Rivaroxaban and Apixaban Induce Clotting Factor Xa Fibrinolytic Activity.

Background: When bound to an anionic phospholipid-containing membrane, activated clotting factor X (FXa) is sequentially cleaved by plasmin from the intact form, FXa alpha, to FXa and then to Xa33/13. Tissue-type plasminogen activator (t-PA) produces plasmin and is the initiator of fibrinolysis. Both FXa beta and Xa33/13 enhance t-PA-mediated plasminogen activation. Although stable in experiments using purified proteins, Xa33/13 rapidly loses t-PA cofactor function in plasma. Bypassing this inhibition, covalent modification of the FXa alpha active site prevents Xa33/13 formation by plasmin, and the persistent FXa beta enhances plasma fibrinolysis. As the direct oral anticoagulants (DOACs) rivaroxaban and apixaban bind to the FXa active site, we hypothesized that they similarly modulate FXa fibrinolytic function.
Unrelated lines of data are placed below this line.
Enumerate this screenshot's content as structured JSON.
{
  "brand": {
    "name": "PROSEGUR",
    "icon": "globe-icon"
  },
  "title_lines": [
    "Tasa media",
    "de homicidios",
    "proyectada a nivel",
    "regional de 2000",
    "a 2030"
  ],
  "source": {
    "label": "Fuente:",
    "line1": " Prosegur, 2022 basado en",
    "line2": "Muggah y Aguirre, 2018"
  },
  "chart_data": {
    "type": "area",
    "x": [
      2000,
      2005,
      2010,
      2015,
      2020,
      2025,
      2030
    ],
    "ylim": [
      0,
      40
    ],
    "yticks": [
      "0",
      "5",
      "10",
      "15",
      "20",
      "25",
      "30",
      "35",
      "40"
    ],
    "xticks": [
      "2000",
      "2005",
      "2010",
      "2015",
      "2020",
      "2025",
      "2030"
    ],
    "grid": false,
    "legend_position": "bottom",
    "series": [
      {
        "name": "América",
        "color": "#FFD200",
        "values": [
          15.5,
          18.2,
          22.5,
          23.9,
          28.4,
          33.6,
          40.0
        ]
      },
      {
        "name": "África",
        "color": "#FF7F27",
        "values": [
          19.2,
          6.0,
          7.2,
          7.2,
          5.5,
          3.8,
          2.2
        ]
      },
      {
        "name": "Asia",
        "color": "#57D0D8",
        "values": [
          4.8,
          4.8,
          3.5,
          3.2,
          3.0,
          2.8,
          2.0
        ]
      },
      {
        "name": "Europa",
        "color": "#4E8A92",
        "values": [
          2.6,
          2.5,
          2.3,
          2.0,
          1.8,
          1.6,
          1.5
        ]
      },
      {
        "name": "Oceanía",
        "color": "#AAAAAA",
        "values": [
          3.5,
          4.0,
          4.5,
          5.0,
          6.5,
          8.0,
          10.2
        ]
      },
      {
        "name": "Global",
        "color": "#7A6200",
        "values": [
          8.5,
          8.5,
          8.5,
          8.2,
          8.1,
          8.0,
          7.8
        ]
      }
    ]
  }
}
Methods: DOAC effects on fibrinolysis and the t-PA cofactor function of FXa were studied in patient plasma, normal pooled plasma and purified protein experiments by the use of light scattering, chromogenic assays, and immunoblots. Results: The plasma of patients taking rivaroxaban showed enhanced fibrinolysis correlating with FXa beta. In normal pooled plasma, the addition of rivaroxaban or apixaban also shortened fibrinolysis times. This was related to the cleavage product, FXa beta, which increased plasmin production by t-PA. It was confirmed that these results were not caused by DOACs affecting activated FXIII-mediated fibrin crosslinking, clot ultrastructure and thrombin-activatable fibrinolysis inhibitor activation in plasma. Conclusion: The current study suggests a previously unknown effect of DOACs on FXa in addition to their well-documented anticoagulant role. By enabling the t-PA cofactor function of FXa beta in plasma, DOACs also enhance fibrinolysis. This effect may broaden their therapeutic indications.